Elle sentit l'emprise de William sur ses épaules se resserrer doucement.

« Tout doux, Will. Il te la piquera pas, sourit le blond.
- Tu les connais ?, demanda Jake ? Jace ? ;
- Will, mon meilleur ami et Ana, ma demi-sœur.
- Les fameux ! J'ai beaucoup entendu parler de vous !, s'exclama l'homme au crâne rasé ;
- Oh crois moi, c'est réciproque, sourit malicieusement la brune. »

Elle observa, amusée, les yeux du blond s'écarquiller et le sourire du métis s'agrandir.

« Qu'est-ce qu'on peut faire vous ?, tenta de rebondir Evan ;
- Je voulais faire un petit cadeau à Anastasia alors quoi de mieux qu'ici ? »

Ana leva rapidement, trop peut-être, son regard vers celui du jeune homme à ses côtés. Un cadeau. Il voulait lui faire un cadeau. A elle. Mais en quel honneur ? Elle ne méritait pas de cadeau.

« Un cadeau ?
- Oui, oui. Choisis ce que tu veux.
- Mais William.
- Oui, Anastasia ? »

Personne ne l'avait regardé aussi tendrement que William à cet instant. A court de mots, elle se contenta de déposer délicatement ses lèvres sur les siennes. Elle le sentit sourire.

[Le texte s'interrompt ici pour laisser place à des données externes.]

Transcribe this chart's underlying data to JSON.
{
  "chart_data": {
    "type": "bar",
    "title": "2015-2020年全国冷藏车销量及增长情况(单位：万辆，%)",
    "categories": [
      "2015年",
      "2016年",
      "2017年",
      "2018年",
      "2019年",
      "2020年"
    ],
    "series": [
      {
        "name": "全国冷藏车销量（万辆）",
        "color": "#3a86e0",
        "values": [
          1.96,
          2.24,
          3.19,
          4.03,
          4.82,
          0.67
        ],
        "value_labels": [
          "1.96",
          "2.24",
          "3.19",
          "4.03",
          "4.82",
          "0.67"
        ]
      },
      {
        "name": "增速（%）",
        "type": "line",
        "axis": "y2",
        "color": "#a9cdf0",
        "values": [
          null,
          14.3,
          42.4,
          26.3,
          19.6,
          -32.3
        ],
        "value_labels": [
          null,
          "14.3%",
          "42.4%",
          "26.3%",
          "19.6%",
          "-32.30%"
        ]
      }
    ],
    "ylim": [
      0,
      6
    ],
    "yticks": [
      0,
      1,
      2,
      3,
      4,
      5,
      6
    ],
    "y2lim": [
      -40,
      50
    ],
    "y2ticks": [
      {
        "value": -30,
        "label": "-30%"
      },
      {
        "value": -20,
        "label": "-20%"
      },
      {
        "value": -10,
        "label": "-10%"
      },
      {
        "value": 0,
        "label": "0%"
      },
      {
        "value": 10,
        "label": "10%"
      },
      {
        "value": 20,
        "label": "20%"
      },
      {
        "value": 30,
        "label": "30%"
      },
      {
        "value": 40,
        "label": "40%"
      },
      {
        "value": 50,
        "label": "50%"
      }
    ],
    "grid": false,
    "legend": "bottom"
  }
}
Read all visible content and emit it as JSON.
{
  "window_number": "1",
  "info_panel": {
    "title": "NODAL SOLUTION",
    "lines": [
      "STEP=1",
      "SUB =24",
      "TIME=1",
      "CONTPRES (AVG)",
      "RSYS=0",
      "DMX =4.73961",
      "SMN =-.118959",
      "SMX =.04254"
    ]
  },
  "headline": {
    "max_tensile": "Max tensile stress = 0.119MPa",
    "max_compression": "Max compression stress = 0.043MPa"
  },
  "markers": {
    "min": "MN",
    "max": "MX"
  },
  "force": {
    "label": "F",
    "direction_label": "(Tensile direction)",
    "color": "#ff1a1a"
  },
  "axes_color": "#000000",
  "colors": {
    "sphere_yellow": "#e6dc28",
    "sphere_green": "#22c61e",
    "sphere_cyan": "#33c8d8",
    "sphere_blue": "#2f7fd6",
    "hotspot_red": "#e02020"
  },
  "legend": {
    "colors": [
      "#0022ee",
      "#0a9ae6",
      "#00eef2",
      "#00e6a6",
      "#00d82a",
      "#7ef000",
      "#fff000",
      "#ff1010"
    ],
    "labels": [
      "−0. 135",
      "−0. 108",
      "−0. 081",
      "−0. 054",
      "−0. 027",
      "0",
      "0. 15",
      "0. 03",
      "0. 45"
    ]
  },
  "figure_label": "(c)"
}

« Aller hop hop hop. En plus il faut que je papote avec Evan, lui dit-il ;
- Je peux prendre le livre que je veux ?
- Le livre, les livres même. Fais toi plaisir. C'est ma petite contribution pour te remonter le moral. »

Remonter son moral, ça il savait faire. Anastasia ne s'était pas sentie aussi heureuse depuis des jours.